The books had the most likely matchup pitting the defending Super Bowl Champion Kansas City Chiefs against the Green Bay Packers. The other four teams my numbers indicated had the best chances to advance were the Buffalo Bills and Baltimore Ravens from the AFC and a pair of NFC South Division squads, the New Orleans Saints and Tampa Bay Buccaneers.
While the Qoxhi preseason Super Bowl prediction was the Buffalo Bills, when the postseason kicked off I thought the best odds were with the Baltimore Ravens. Now, in most seasons, the team that extends an unbeaten string during the regular season to the most wins is an odds on choice to represent their conference in the Super Bowl. But this year, that team was the Pittsburgh Steelers, who finished their season not with a big finale like a fourth of July celebration, but rather like a Roman Candle left smoldering after the show is over.
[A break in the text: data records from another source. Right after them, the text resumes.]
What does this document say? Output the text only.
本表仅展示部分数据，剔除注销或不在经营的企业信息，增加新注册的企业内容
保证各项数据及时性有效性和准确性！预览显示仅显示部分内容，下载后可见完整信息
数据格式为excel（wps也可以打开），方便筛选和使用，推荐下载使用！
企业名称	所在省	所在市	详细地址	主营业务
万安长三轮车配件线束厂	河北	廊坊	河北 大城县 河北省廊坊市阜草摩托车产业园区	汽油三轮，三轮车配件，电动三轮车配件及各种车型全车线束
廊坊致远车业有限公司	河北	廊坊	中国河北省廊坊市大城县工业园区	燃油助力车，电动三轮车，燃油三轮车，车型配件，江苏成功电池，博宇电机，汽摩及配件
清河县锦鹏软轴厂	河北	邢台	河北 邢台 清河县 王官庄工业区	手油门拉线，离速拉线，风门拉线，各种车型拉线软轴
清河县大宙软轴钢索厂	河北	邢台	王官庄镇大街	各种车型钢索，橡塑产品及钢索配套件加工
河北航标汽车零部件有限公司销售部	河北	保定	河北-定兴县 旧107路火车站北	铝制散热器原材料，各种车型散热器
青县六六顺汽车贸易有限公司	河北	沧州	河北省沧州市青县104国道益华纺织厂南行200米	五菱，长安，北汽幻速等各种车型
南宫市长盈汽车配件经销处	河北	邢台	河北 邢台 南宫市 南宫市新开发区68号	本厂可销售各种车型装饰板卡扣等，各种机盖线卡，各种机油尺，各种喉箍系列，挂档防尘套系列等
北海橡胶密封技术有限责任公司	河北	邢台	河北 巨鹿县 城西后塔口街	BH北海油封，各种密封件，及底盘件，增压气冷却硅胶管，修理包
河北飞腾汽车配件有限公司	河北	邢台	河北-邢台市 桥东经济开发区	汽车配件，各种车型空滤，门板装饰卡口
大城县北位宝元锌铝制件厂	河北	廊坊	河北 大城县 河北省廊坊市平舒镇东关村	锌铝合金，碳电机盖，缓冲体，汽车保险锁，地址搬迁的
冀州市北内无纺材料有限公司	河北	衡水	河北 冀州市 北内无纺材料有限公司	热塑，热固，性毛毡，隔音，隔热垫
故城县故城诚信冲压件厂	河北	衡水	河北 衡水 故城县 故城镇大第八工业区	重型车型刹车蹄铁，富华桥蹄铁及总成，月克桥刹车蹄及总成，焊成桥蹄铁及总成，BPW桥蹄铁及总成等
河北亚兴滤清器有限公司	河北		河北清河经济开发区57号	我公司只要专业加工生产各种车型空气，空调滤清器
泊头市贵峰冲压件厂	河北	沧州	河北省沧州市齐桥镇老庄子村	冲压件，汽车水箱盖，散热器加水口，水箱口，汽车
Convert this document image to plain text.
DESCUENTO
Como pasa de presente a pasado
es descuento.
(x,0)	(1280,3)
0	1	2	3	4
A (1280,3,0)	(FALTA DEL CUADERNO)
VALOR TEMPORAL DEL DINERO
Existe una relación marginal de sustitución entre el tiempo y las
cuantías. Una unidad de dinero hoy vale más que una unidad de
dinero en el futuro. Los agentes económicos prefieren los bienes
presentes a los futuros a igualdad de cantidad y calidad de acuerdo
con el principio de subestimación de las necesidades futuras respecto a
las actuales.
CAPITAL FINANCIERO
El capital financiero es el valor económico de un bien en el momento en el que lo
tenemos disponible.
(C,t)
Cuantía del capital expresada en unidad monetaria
Still, the Steelers had defeated the Ravens twice during the regular season. Once by virtue of Baltimore turning the ball over three times to surrender a 28-24 final score, and a second time when the Ravens were in the midst of the worst outbreak of Covid-19 any team experienced.
But, once into the playoffs, the Ravens were at full strength and their loss in Buffalo was the biggest surprise of the postseason by our numbers.
So, if the Bills were able to upset the talented Ravens, their defense limiting Baltimore to three points in a two touchdown victory, they might be the best bet to upset the odds-on favored Chiefs.
Nope.
The Chiefs blew by Buffalo like a team that had the look of an eventual Super Bowl winner.
In the NFC, New Orleans was upended by Tampa Bay in a game that we later learned had the Saints directed by a more severely injured Drew Brees than we knew before the contest. The rib injury and resulting internal problems from a hit suffered against the San Francisco 49ers nine weeks earlier, affected the future Hall of Fame quarterback and he was ineffective against the Bucs defense while surrendering three interceptions in a home loss.
The NFC favored Packers passed by the Los Angeles Rams in their opening postseason game and all indicators on our charts showed that Aaron Rodgers and company would also vanquish Tom Brady and his Buccaneers in the NFC Championship Game.
Didn’t happen.
How it didn’t happen still has the football world seemingly auditioning for next year’s return of Budweiser advertising to the Super Bowl telecast. That is looking amazed and saying, “What?”
After the game, the Packers fired defensive coordinator Mike Pettine, apparently for his blown defensive call that allowed Brady to complete a fourth down touchdown pass from midfield late in the second quarter. Pettine was a holdover from the Mike McCarthy era in Green Bay, but if he is dismissed for that defensive call, the coach that called for a field goal on fourth-and-goal with time running out while the Packers needed a touchdown with just over two-minutes left in the game should be banished from the league and forced into hard labor in a foreign country.
But Matt LaFleur will return for his third season as the Packers head coach next season … and start the year on very thin ice.
So, what do we have here?
We’ve got the expected winner of the AFC meeting a Wild Card Buccaneers squad that beat an injured quarterback in the Divisional Round after not covering the point spread in their Wild Card game against the Washington Redskins and benefitting from brain freeze on the frozen tundra.
What’s wrong with the Chiefs … because if the Bucs are to win Brady his seventh Vince Lombardi Trophy recent history shows us something has to be.